松井くんは暑さを感じるたびに、ひとときの『ひんやり』を求めて、私の手を求める。その触り方には、いやらしさなど微塵もない。ただ純粋な冷えへの追求のみがあった。
どれだけ他の男子にからかわれても、女子たちに好奇の目で見られても、松井くんは動じない。私は居心地の悪さは感じていたものの、松井くんに涼を届けるという目的に従事することに徹し、いつしかそこに喜びすら抱くようになっていた。
そこには、松井くんに対する気持ちの変化が関係していた。
今までは、私が注意をする側、松井くんが注意される側という立ち位置にあり、それが崩れることはなかった。

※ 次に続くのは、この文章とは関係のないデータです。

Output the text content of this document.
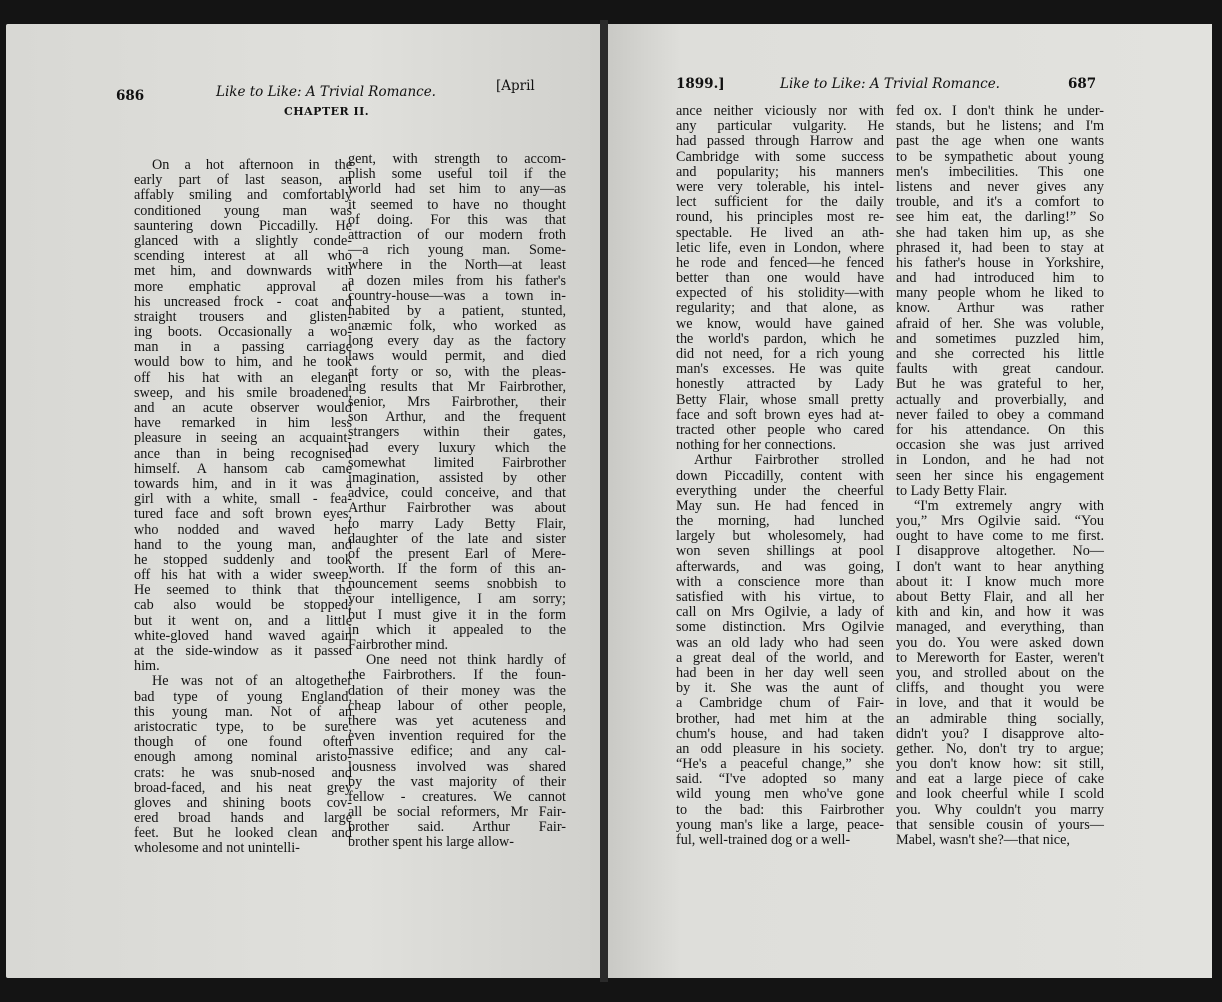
686	Like to Like: A Trivial Romance.	[April
CHAPTER II.
1899.]	Like to Like: A Trivial Romance.	687
On a hot afternoon in the
early part of last season, an
affably smiling and comfortably
conditioned young man was
sauntering down Piccadilly. He
glanced with a slightly conde-
scending interest at all who
met him, and downwards with
more emphatic approval at
his uncreased frock - coat and
straight trousers and glisten-
ing boots. Occasionally a wo-
man in a passing carriage
would bow to him, and he took
off his hat with an elegant
sweep, and his smile broadened,
and an acute observer would
have remarked in him less
pleasure in seeing an acquaint-
ance than in being recognised
himself. A hansom cab came
towards him, and in it was a
girl with a white, small - fea-
tured face and soft brown eyes,
who nodded and waved her
hand to the young man, and
he stopped suddenly and took
off his hat with a wider sweep.
He seemed to think that the
cab also would be stopped;
but it went on, and a little
white-gloved hand waved again
at the side-window as it passed
him.
He was not of an altogether
bad type of young England,
this young man. Not of an
aristocratic type, to be sure,
though of one found often
enough among nominal aristo-
crats: he was snub-nosed and
broad-faced, and his neat grey
gloves and shining boots cov-
ered broad hands and large
feet. But he looked clean and
wholesome and not unintelli-
gent, with strength to accom-
plish some useful toil if the
world had set him to any—as
it seemed to have no thought
of doing. For this was that
attraction of our modern froth
—a rich young man. Some-
where in the North—at least
a dozen miles from his father's
country-house—was a town in-
habited by a patient, stunted,
anæmic folk, who worked as
long every day as the factory
laws would permit, and died
at forty or so, with the pleas-
ing results that Mr Fairbrother,
senior, Mrs Fairbrother, their
son Arthur, and the frequent
strangers within their gates,
had every luxury which the
somewhat limited Fairbrother
imagination, assisted by other
advice, could conceive, and that
Arthur Fairbrother was about
to marry Lady Betty Flair,
daughter of the late and sister
of the present Earl of Mere-
worth. If the form of this an-
nouncement seems snobbish to
your intelligence, I am sorry;
but I must give it in the form
in which it appealed to the
Fairbrother mind.
One need not think hardly of
the Fairbrothers. If the foun-
dation of their money was the
cheap labour of other people,
there was yet acuteness and
even invention required for the
massive edifice; and any cal-
lousness involved was shared
by the vast majority of their
fellow - creatures. We cannot
all be social reformers, Mr Fair-
brother said. Arthur Fair-
brother spent his large allow-
ance neither viciously nor with
any particular vulgarity. He
had passed through Harrow and
Cambridge with some success
and popularity; his manners
were very tolerable, his intel-
lect sufficient for the daily
round, his principles most re-
spectable. He lived an ath-
letic life, even in London, where
he rode and fenced—he fenced
better than one would have
expected of his stolidity—with
regularity; and that alone, as
we know, would have gained
the world's pardon, which he
did not need, for a rich young
man's excesses. He was quite
honestly attracted by Lady
Betty Flair, whose small pretty
face and soft brown eyes had at-
tracted other people who cared
nothing for her connections.
Arthur Fairbrother strolled
down Piccadilly, content with
everything under the cheerful
May sun. He had fenced in
the morning, had lunched
largely but wholesomely, had
won seven shillings at pool
afterwards, and was going,
with a conscience more than
satisfied with his virtue, to
call on Mrs Ogilvie, a lady of
some distinction. Mrs Ogilvie
was an old lady who had seen
a great deal of the world, and
had been in her day well seen
by it. She was the aunt of
a Cambridge chum of Fair-
brother, had met him at the
chum's house, and had taken
an odd pleasure in his society.
“He's a peaceful change,” she
said. “I've adopted so many
wild young men who've gone
to the bad: this Fairbrother
young man's like a large, peace-
ful, well-trained dog or a well-
fed ox. I don't think he under-
stands, but he listens; and I'm
past the age when one wants
to be sympathetic about young
men's imbecilities. This one
listens and never gives any
trouble, and it's a comfort to
see him eat, the darling!” So
she had taken him up, as she
phrased it, had been to stay at
his father's house in Yorkshire,
and had introduced him to
many people whom he liked to
know. Arthur was rather
afraid of her. She was voluble,
and sometimes puzzled him,
and she corrected his little
faults with great candour.
But he was grateful to her,
actually and proverbially, and
never failed to obey a command
for his attendance. On this
occasion she was just arrived
in London, and he had not
seen her since his engagement
to Lady Betty Flair.
“I'm extremely angry with
you,” Mrs Ogilvie said. “You
ought to have come to me first.
I disapprove altogether. No—
I don't want to hear anything
about it: I know much more
about Betty Flair, and all her
kith and kin, and how it was
managed, and everything, than
you do. You were asked down
to Mereworth for Easter, weren't
you, and strolled about on the
cliffs, and thought you were
in love, and that it would be
an admirable thing socially,
didn't you? I disapprove alto-
gether. No, don't try to argue;
you don't know how: sit still,
and eat a large piece of cake
and look cheerful while I scold
you. Why couldn't you marry
that sensible cousin of yours—
Mabel, wasn't she?—that nice,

けれど、松井くんが私の手を取って涼をとっている間、無言でいるのもなんなので、話をしているうちに、松井くんのいろいろな面を知っていった。
おじいちゃんが屋台でたこ焼きを売っていて、夏になると松井くんもおじいちゃんを手伝うために忙しくなることや、深夜までバイトをやっていて朝が起きられないことや、実は本を読むのが好きで、私の今読んでる本も読んだことがあって、好きな傾向が似てたりとか。
これまで私の中にあった『だらしなくて無気力でマイペース』というネガティブなイメージしかなかった松井くんに、どんどんポジティブなイメージが加わっていった。
「ねぇねぇ、今度勉強教えてよ」
そんな松井くんの頼みで、図書室で一緒に勉強してみると、松井くんは頭の回転が早くて、物覚えがいいことが分かった。学年一位の私すら、脅威を感じるほどだ。